Navigating Industry Headwinds

The path forward for solar stocks to buy is not without obstacles. The One Big Beautiful Bill Act (OBBBA), signed into law in July 2025, reduced federal tax credits previously available under the Inflation Reduction Act while implementing Foreign Entities of Concern (FEOC) restrictions. Analysts project these restrictions could impact approximately 50% of operational solar manufacturing capacity, potentially constraining supply and investment momentum.

Tariff pressures compound these challenges. The Trump administration’s implementation of 10% baseline tariffs in April 2025 increased module costs by 13% year-over-year, while residential and commercial system prices rose 2% and 10% respectively. Overhead and permitting costs surged approximately 30% year-over-year, pressuring near-term profitability despite expected volume growth.

Valuation Metrics and Market Position

On a trailing 12-month EV/EBITDA basis, the solar industry currently trades at 5.52X compared to the broader S&P 500’s 18.22X valuation multiple. This discount reflects investor concerns about near-term policy and tariff headwinds. Historically, the industry has traded as high as 50.91X and as low as 4.03X, with a five-year median of 24.09X, suggesting current valuations offer relative value for patient investors.

While the solar industry underperformed both its broader energy sector and the S&P 500 over the past year—declining 22.5% compared to the sector’s 4.5% gain and the composite’s 18.8% surge—the Zacks Solar industry currently carries a Rank of #43, placing it in the top 18% of over 250 industries tracked. This positioning reflects foundational strength despite short-term pressures.

The Case for Adding Solar Stocks to Your Portfolio

As the renewable energy transition accelerates and solar capacity claims an ever-larger share of new generation additions, investor interest in solar stocks to buy should intensify. The three companies highlighted—Sunrun, Shoals Technologies, and Tigo Energy—each demonstrate distinct competitive advantages: strong capital access, international expansion, and regulatory breakthrough achievements. While policy uncertainties and tariff pressures present near-term risks, the underlying demand drivers remain compelling.
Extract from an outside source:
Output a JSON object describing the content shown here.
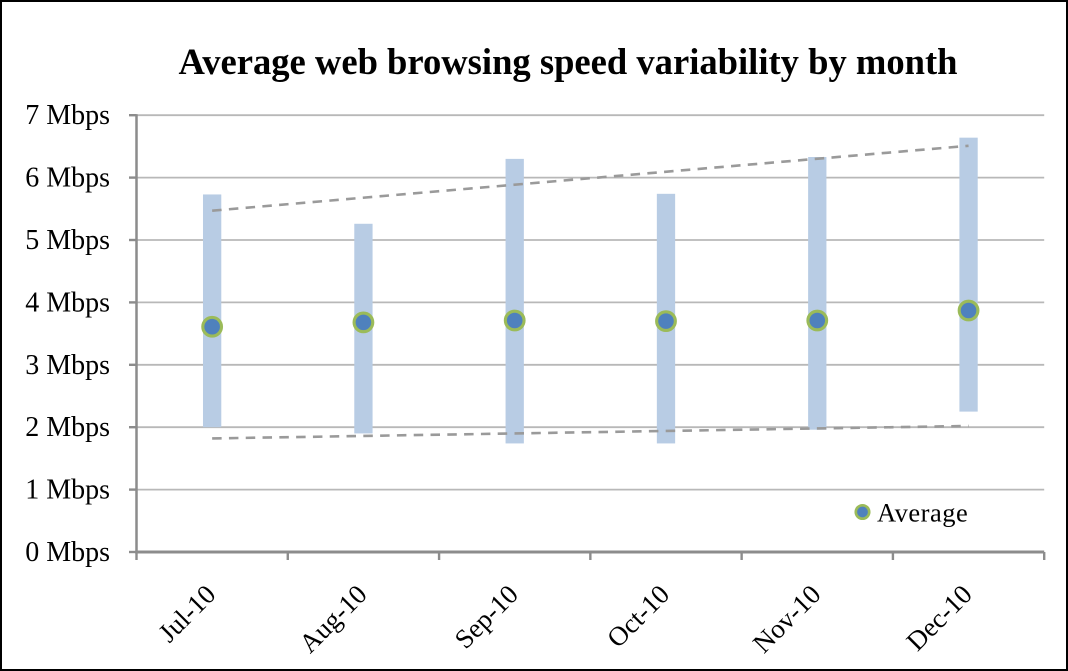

For investors with a medium-to-long-term horizon, these solar stocks to buy represent meaningful opportunities to participate in the energy transition while valuations remain relatively attractive compared to historical levels. The convergence of powerful tailwinds from renewable energy mandates, capacity growth projections, and technological advancement suggests that disciplined investors who weather current volatility may be rewarded handsomely as the solar industry matures and consolidates around its strongest players.